The economics were the same that had driven Annapurna’s original pitch to AWS in 2013 and the same that had produced Norm Jouppi’s first TPU paper in 2017. Nvidia’s data-center GPUs ran at gross margins north of seventy-five percent, which meant a hyperscaler paying Nvidia’s price was paying roughly four dollars for every dollar of silicon Nvidia had spent. At the capex levels of the mid-2020s, that ratio represented tens of billions of dollars per company per year that was, in principle, recoverable through vertical integration. The recovery was not free. A custom chip required design teams in the high hundreds, software stacks that took years to mature, foundry slots at TSMC negotiated against Apple’s and Nvidia’s standing claims, and tape-out costs in the high tens of millions per generation. But at hyperscaler volumes, the math worked. SemiAnalysis calculated total-cost-of-ownership advantages for hyperscaler ASICs of forty percent and more on the workloads they had been designed for.
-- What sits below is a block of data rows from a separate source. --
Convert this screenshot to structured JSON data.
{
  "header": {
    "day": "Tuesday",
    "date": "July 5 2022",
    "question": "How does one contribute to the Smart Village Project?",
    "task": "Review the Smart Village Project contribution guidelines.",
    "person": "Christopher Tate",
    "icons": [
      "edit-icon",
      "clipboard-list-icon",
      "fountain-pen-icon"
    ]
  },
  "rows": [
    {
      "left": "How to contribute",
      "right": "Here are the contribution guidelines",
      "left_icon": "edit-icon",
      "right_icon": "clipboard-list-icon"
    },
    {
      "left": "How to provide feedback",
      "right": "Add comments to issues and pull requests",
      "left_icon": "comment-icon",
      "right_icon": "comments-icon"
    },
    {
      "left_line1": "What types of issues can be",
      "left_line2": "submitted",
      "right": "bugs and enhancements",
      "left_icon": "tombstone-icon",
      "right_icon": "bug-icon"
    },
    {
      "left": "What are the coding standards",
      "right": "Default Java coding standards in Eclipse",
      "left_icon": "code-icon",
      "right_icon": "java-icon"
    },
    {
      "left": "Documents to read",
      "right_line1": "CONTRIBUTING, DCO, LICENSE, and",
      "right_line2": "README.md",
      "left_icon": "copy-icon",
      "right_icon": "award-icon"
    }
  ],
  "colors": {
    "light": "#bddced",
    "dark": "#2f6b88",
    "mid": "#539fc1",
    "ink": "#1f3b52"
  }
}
The number depended on assumptions and on the workload. The direction of the number did not.

What the inflection meant for the underlying market was clearer than what it meant for the labs. Custom hyperscaler ASICs, side-business curiosities through 2022, were taking real, measurable, often majority share of frontier-class workloads at the labs that had committed to them. Anthropic was training Claude across a million Trainium2 chips, scaling toward another million Ironwood TPUs, with Nvidia capacity as the third lane. Google’s Gemini family was training largely on Trillium and now Ironwood. Apple Intelligence had trained on TPU v4 and v5p. Even where Nvidia’s GPUs remained the dominant accelerator, and they did by a wide margin for most workloads, the share of frontier compute that did not run on Nvidia silicon had grown from a rounding error to roughly a third in eighteen months. Bloomberg Intelligence projected, by late 2025, that Nvidia’s share of accelerator revenue would slip from eighty-six to seventy-five percent by 2026. SemiAnalysis was blunter: hyperscaler ASICs had crossed the line from research projects into production-load-bearing infrastructure, and the question was no longer whether custom silicon would matter but how much of the next generation of frontier AI would run on anything else.
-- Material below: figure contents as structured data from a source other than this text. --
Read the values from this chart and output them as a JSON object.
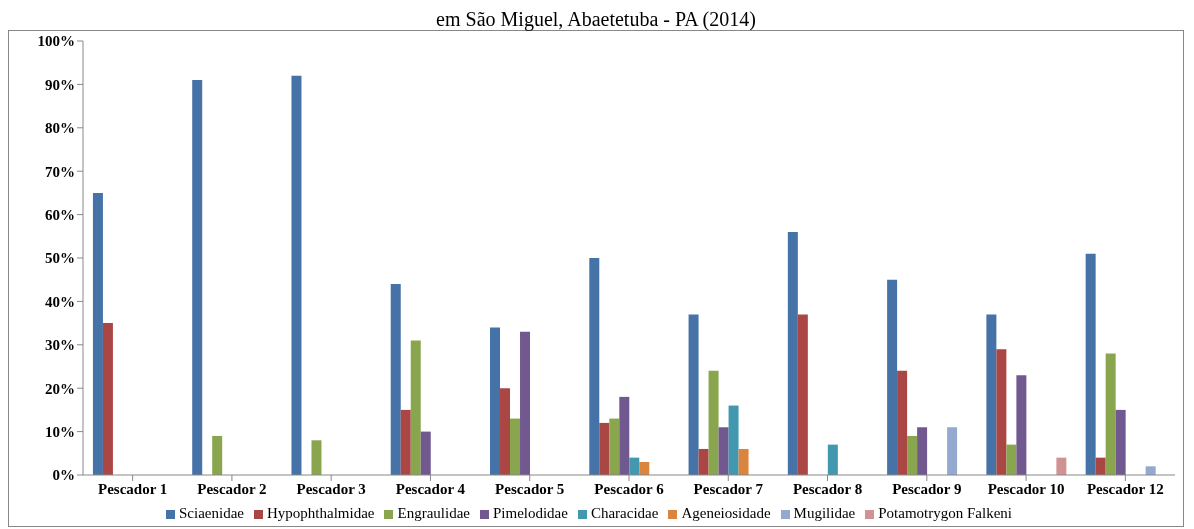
{
  "chart_data": {
    "type": "bar",
    "title": "em São Miguel, Abaetetuba - PA (2014)",
    "categories": [
      "Pescador 1",
      "Pescador 2",
      "Pescador 3",
      "Pescador 4",
      "Pescador 5",
      "Pescador 6",
      "Pescador 7",
      "Pescador 8",
      "Pescador 9",
      "Pescador 10",
      "Pescador 12"
    ],
    "series": [
      {
        "name": "Sciaenidae",
        "color": "#4572a7",
        "values": [
          65,
          91,
          92,
          44,
          34,
          50,
          37,
          56,
          45,
          37,
          51
        ]
      },
      {
        "name": "Hypophthalmidae",
        "color": "#aa4643",
        "values": [
          35,
          null,
          null,
          15,
          20,
          12,
          6,
          37,
          24,
          29,
          4
        ]
      },
      {
        "name": "Engraulidae",
        "color": "#89a54e",
        "values": [
          null,
          9,
          8,
          31,
          13,
          13,
          24,
          null,
          9,
          7,
          28
        ]
      },
      {
        "name": "Pimelodidae",
        "color": "#71588f",
        "values": [
          null,
          null,
          null,
          10,
          33,
          18,
          11,
          null,
          11,
          23,
          15
        ]
      },
      {
        "name": "Characidae",
        "color": "#4198af",
        "values": [
          null,
          null,
          null,
          null,
          null,
          4,
          16,
          7,
          null,
          null,
          null
        ]
      },
      {
        "name": "Ageneiosidade",
        "color": "#db843d",
        "values": [
          null,
          null,
          null,
          null,
          null,
          3,
          6,
          null,
          null,
          null,
          null
        ]
      },
      {
        "name": "Mugilidae",
        "color": "#93a9cf",
        "values": [
          null,
          null,
          null,
          null,
          null,
          null,
          null,
          null,
          11,
          null,
          2
        ]
      },
      {
        "name": "Potamotrygon Falkeni",
        "color": "#d19392",
        "values": [
          null,
          null,
          null,
          null,
          null,
          null,
          null,
          null,
          null,
          4,
          null
        ]
      }
    ],
    "ylim": [
      0,
      100
    ],
    "yticks": [
      {
        "value": 0,
        "label": "0%"
      },
      {
        "value": 10,
        "label": "10%"
      },
      {
        "value": 20,
        "label": "20%"
      },
      {
        "value": 30,
        "label": "30%"
      },
      {
        "value": 40,
        "label": "40%"
      },
      {
        "value": 50,
        "label": "50%"
      },
      {
        "value": 60,
        "label": "60%"
      },
      {
        "value": 70,
        "label": "70%"
      },
      {
        "value": 80,
        "label": "80%"
      },
      {
        "value": 90,
        "label": "90%"
      },
      {
        "value": 100,
        "label": "100%"
      }
    ],
    "grid": false,
    "legend": "bottom"
  }
}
A decade earlier, the worry had been about a single chokepoint at TSMC’s most advanced node. Now there were many, layered: TSMC for wafers; SK Hynix and Samsung and Micron for HBM; ASML for the lithography behind both; Broadcom and Marvell for the ASIC design services Google and Amazon and Microsoft and Meta had outsourced; Nvidia for the system-level networking even custom-silicon shops had to license; Constellation, Vistra, and TVA for the megawatts. The hyperscalers had absorbed risk by going vertical into chip design. The frontier labs had absorbed risk by going wide across providers. Both groups had rebuilt their dependencies; neither had eliminated them.

The transformation, looked at from a distance, was a return rather than a revolution. The semiconductor industry Robert Noyce had founded at Fairchild had been vertically integrated by default; the fabless revolution of the 1980s and 1990s had broken that integration apart on the argument that no firm could afford to do everything anymore. The hyperscaler era had, on the design side, begun to put it back together. The manufacturing layer remained in Hsinchu and Tainan at the end of someone else’s contract, but the rest of the stack was once again being assembled inside single companies. The companies were no longer chip companies. They were cloud companies and lab companies that had concluded, after Jouppi’s 2017 paper landed in the literature and Annapurna’s engineers began shipping silicon out of Yokne’am, that being a cloud or a lab at scale meant being a chip company in everything but corporate description. By 2026, the companies that had not yet committed to that conclusion were the ones the rest of the industry was beginning to discount.